Such news and much more reached me here in my pleasant Pennsylvania home, and in the letters of my Chinese friends I read of so many changes — many, it seemed, for the good — that I began to wonder if indeed it had been necessary to leave my childhood land. Not that I regretted the choice — I was entirely happy in my own country, and was already absorbed in the daily discovery of its life, its people, and its manners. But I remembered what my Chinese friends had said when I left. “Go back to your country and discover your ancestors, for this is good,” they had told me. “But when you are old, you will come back to us.” I had denied this in my heart, for I felt if I left China for the reasons that I had, then I would never return. Yet could I resist? Sometimes I wondered. China was the ideal country for the old, a pleasant place where one achieved honor merely by growing old.

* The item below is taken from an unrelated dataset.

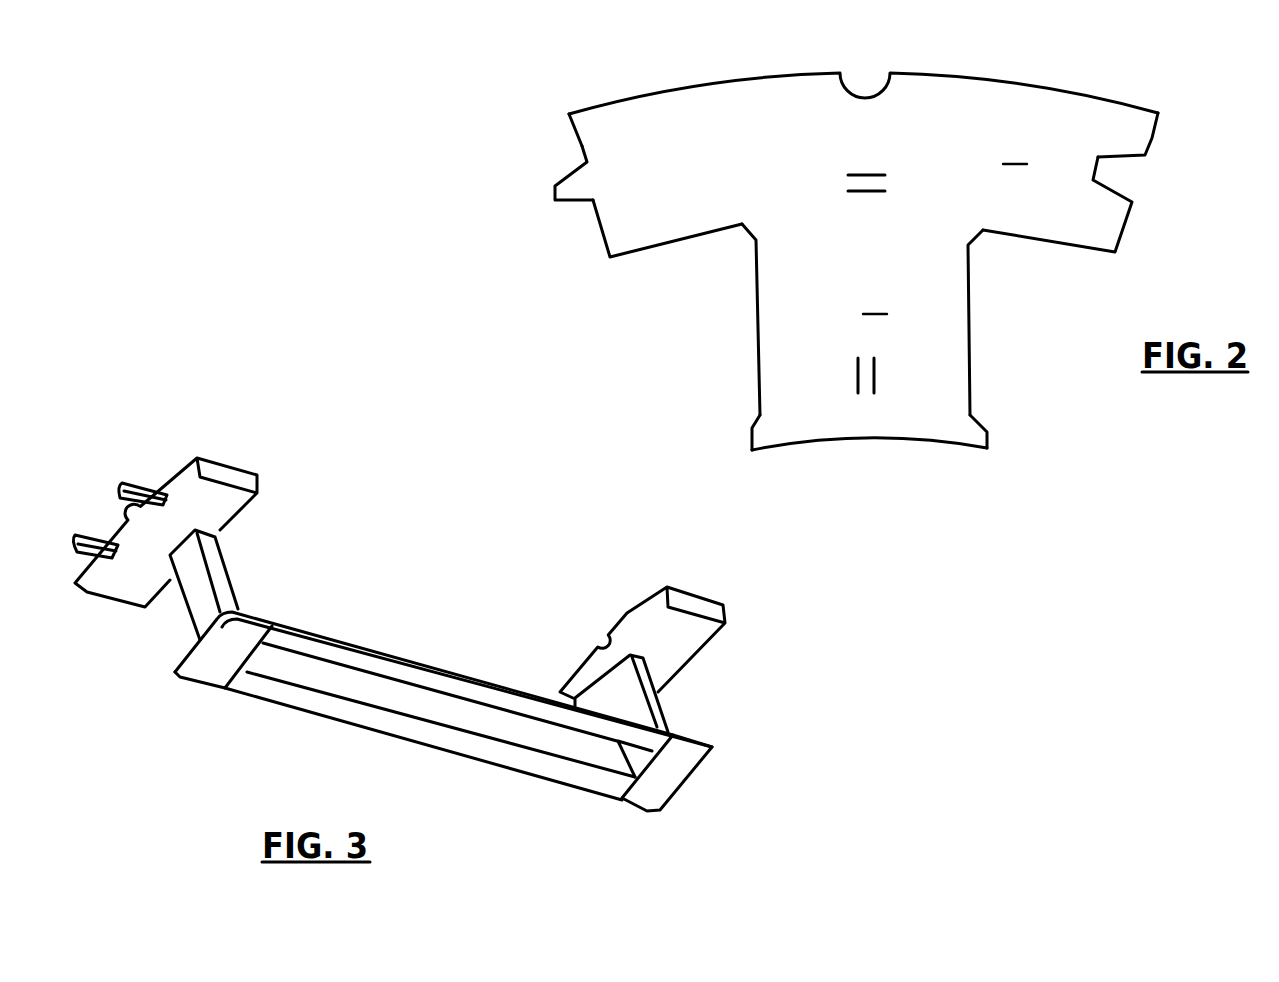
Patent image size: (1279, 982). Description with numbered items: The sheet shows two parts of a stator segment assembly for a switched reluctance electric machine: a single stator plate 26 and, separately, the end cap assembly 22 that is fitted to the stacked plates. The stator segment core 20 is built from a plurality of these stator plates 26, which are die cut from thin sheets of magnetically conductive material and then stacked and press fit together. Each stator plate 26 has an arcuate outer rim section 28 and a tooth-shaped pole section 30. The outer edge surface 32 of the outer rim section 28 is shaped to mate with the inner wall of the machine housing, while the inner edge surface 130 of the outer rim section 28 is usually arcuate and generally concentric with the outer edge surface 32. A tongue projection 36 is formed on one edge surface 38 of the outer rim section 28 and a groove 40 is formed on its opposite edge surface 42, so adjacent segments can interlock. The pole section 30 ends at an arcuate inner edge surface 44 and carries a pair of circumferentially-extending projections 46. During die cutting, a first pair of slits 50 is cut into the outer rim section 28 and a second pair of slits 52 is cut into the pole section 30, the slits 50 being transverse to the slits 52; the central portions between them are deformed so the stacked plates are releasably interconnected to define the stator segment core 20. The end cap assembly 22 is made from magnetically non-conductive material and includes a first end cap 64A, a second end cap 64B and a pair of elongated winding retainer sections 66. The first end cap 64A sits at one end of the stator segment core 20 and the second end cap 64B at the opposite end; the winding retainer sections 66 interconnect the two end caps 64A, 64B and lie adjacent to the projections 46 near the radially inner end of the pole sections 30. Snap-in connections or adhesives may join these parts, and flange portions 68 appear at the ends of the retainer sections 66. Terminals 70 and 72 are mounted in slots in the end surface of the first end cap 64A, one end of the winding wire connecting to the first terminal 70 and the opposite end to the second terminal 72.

How often had I come upon a village, anywhere in China, to find sitting outside the door on a bench at the edge of the threshing floor, a comfortably dressed old man or woman, dozing in the sun, pipe in hand, idle without reproach, loved and cared for and made much of, merely because he or she was old! Old people were treasures and no one was afraid to grow old. When an aged one spoke the others listened, eager for the wisdom of his accumulated years.
It had been a shock to discover how differently the old are treated in my own country, and how pathetically they try to hide the number of their years and pretend themselves still strong and able to do a full day’s work. Worse almost than the injustice to homeless children was it to find white-haired parents and grandparents in old people’s homes and even in mental institutions, often without mental illness beyond the gentle and harmless decay of age. I suppose that the uncertainty of economic life and the insecurity of the individual alone in his struggle to maintain himself, his wife and children, make thoughtful tenderness too rare between young and old in our country. The aging feel their children’s dread and they try to care for themselves and are guilty if they cannot, and so the generations pull apart in a mutual fear which stifles natural love.
I listened not long ago to the conversation of a good elderly man who had for many years been the head of a local bank. He took an interest in an old men’s home in a nearby city, and he told me how the superintendent of this old men’s home would find upon a doorstep in the early morning an old man left there by son or daughter, abandoned and under injunction not to reveal his family’s name. Yes, this happens.
Yet somehow our society must make it right and possible for old people not to fear the young or be deserted by them, for the test of a civilization is in the way that it cares for its helpless members. Thus when Hitler began to destroy the old, I knew that his regime could not last in a civilized world. It was an anachronism, and the laws of human evolution would provide its end — and how quickly did that end come!
To return, however — what might have happened in China had Japan not chosen this hour to enlarge her dream of empire no one can tell. Chiang Kai-shek had not counted upon the speed of Japan’s advance and he had continued his policy of internal pacification, encouraged by its seeming success. One by one the provinces had aligned themselves with his government as he drove the Communists to the northwest corner of the country. True, the Communists had set up a rival government there, independent from the rest of China, small but enough to irritate Chiang Kai-shek, determined as he was to unify the country politically. He decided in December, 1936, to make one last march against them, using as his base the city of Sian in Shensi, and as his army local soldiers and the men under Chang Hsüeh-liang, the son of the old Manchurian war lord, Chang Tso-lin. Chang Hsüeh-liang and his men had been exiled ever since Japan seized Manchuria, and now they were discontented exiles, longing to fight Japan but with no heart to fight against the Communists, who were, after all, Chinese. Chiang Kai-shek had heard of their disaffection, and thither he flew by air with his staff on the seventh day of December, 1936, to unite his forces and lead the attack against the entrenched Communists.